DERNEKLERİN KAPATILMASI PROTESTO EDİLDİ
Kanun Hükmünde Kararname ile yüzlerce derneğin kapatılması, İzmir Emek ve Demokrasi Güçleri tarafından 14 Kasım 2016 tarihinde yapılan basın açıklaması ile protesto edildi.
İzmir Emek ve Demokrasi Güçleri, yayımlanan KHK ile derneklerin kapatılmasını Alsancak Türkan Saylan Kültür Merkezi önünde gerçekleştirdiği basın açıklaması ile protesto etti. Basın açıklaması öncesi, kapatma kararı “Baskılar bizi yıldıramaz”, “Faşizme karşı omuz omuza” gibi sloganlarla protesto edilirken, basın açıklamasını Çağdaş Hukukçular Derneği (ÇHD) İzmir Şubesi Sekreteri Erdoğan Akdoğdu okudu. Akdoğdu açıklamasında, kapatılan dernekler arasında ‘kadın dayanışmasını ilmek ilmek örenler, istismara ve şiddete uğrayan çocukların hakları için mücadele edenler, her daim ezilenlerin yanında yer alan hukukçulardan oluşanlar, işkence görenlerle dayanışanlar, kültür sanat çalışmaları yapanlar’ olduğunu belirterek, sözlerini şöyle sürdürdü:
“Ancak; halkın emeğinden çalınarak biriktirilen kara sermayenin aklandığı dernekler yoktu.
Mühür vurulan kurumlar arasında Belediyelerin yoksul çocuklar için açtığı ücretsiz etüt merkezleri vardı. Ancak; açtıkları okullarda çocukları istismar eden vakıflar yoktu.
Örgütlerimizin kapılarına kilit vuranlar ile hayatın saflığına ve güzelliğine gölge düşürenler aynı saftaydılar çünkü.
Oysa onların temel yanılgısı; bizim örgütlerimize kapıdan girildiğini sanmalarıydı. Kapımıza mühür vurulduğunda yok olduğumuzu zannetmeleriydi.
Bina kapılarına mühür vurarak bizleri ve dayanışmamızın gücünü yok edebileceği yanılgısında olanları önce kendi gözlerindeki mührü kaldırmaya davet ediyoruz.
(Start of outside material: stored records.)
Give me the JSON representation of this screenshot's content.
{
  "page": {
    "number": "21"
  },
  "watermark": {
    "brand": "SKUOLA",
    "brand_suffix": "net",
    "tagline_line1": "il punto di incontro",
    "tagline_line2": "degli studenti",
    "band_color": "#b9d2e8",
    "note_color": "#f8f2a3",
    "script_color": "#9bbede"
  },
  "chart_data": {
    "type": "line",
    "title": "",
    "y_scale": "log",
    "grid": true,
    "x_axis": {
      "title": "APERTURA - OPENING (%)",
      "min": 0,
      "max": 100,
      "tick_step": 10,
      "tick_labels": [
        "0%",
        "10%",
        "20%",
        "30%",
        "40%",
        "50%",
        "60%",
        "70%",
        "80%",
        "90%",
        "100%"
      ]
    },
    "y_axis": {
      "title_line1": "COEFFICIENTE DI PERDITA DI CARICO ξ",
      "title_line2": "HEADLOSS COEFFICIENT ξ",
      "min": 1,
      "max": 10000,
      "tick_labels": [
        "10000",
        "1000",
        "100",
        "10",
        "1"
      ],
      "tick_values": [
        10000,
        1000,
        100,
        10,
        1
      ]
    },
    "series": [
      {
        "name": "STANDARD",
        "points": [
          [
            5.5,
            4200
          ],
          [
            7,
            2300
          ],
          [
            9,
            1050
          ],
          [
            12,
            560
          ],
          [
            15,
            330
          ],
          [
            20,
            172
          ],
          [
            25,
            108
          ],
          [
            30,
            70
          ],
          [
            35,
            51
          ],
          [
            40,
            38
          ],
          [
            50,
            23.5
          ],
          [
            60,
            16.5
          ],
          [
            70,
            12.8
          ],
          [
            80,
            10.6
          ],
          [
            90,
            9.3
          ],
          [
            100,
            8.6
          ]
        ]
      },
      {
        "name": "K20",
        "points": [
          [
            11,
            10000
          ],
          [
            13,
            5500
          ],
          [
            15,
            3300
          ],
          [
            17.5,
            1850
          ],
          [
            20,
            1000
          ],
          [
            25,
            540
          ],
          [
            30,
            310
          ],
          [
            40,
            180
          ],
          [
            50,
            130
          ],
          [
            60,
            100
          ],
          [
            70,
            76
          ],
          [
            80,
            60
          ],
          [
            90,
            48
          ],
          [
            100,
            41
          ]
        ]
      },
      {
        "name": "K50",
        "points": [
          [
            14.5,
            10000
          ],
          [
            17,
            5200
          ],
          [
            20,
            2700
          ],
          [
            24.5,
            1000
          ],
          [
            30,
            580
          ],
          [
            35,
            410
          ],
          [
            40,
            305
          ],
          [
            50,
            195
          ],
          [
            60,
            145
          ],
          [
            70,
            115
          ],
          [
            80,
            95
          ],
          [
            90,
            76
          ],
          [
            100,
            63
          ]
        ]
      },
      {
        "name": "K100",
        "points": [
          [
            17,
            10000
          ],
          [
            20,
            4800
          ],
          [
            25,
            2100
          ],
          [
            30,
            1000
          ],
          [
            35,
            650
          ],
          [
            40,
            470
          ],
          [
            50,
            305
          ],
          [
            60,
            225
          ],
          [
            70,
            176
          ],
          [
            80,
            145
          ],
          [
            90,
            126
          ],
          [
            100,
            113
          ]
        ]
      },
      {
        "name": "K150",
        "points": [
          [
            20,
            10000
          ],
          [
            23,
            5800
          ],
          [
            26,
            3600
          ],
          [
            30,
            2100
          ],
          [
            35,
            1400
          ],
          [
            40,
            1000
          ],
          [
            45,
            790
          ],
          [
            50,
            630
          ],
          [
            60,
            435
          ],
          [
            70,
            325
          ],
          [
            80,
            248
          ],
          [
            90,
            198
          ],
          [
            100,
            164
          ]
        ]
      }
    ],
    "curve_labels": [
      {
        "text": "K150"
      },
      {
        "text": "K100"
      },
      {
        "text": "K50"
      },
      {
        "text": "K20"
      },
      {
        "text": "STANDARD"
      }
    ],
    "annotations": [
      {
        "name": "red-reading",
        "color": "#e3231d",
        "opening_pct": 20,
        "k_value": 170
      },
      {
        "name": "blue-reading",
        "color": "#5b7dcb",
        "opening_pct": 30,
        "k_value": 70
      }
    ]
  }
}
Zira bu coğrafyanın dayanışma ve mücadele ile yoğrulmuş tarihi; ne kapısına kilit vurdukları binalara ne nice değerli insanımızı hapsettikleri hücrelere ne de muktedirlerin sığ ufuklarına sığar.
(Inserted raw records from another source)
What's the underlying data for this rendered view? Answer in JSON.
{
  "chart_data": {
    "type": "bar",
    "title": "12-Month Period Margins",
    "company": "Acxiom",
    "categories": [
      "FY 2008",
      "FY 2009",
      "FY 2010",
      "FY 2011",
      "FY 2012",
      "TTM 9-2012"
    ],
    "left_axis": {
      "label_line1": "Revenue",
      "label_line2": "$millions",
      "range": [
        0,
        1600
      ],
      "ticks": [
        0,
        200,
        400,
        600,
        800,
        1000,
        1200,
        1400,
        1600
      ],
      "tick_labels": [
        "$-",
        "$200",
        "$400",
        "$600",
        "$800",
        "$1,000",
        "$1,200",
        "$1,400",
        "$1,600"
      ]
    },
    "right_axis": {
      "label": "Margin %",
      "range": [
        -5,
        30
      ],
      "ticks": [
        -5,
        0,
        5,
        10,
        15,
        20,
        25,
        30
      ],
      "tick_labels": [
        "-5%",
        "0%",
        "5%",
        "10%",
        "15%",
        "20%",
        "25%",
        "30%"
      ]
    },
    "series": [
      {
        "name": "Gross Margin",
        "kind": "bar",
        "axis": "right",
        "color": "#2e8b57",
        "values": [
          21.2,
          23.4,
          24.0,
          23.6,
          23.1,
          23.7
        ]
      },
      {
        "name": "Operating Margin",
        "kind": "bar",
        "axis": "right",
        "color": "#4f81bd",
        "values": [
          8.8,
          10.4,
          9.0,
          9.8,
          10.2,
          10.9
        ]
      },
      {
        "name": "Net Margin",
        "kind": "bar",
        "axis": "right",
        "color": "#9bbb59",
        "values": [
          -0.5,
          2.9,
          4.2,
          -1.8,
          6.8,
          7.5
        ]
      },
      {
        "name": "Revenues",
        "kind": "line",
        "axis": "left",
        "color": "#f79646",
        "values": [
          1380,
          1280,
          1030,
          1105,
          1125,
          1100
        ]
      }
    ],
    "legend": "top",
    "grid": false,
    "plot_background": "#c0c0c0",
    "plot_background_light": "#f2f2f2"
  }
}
Biz sokaklar, yollar, şehirler ve ülkeleriz. Biz sanatı, edebiyatı, hak ve adaleti, dayanışmayı, güzelliği, aşkı ve hayatı üretenleriz. Biz Soma’da kara ter, üniversitede barış için yazan kalem, Cerrattepe’de direnen nehir, Gezi Parkı’nda meşe ağacı, Ege’de zeytin tanesi, liselerde karanlığa sırtını dönen gelecek, grev halayına duran ayak, hücreye hapsedilse de bağlama çalan umut, her Cumartesi alanlara bırakılan beyaz tülbent, tanklarla toplarla yıkılmaya çalışılan mahalleler, yok edilmeye çalışılan dört ayaklı minarenin dinindeki tarihiz. Biz halkız, hiçbir yere zaten sığmayız.
Değil mi ki; binalarımızı mühürlediler, o binalar dışında kalan bütün hayat bizimdir. Bilinsin ki; susmayacağız, yılmayacağız, faşizme geçit vermeyeceğiz. Asla diz çökmeyeceğiz.
Tarihteki tüm zalimler gibi mühür vuranların korkusunu da görüyoruz, biz korkmuyoruz.
Mutlaka kazanacağız.”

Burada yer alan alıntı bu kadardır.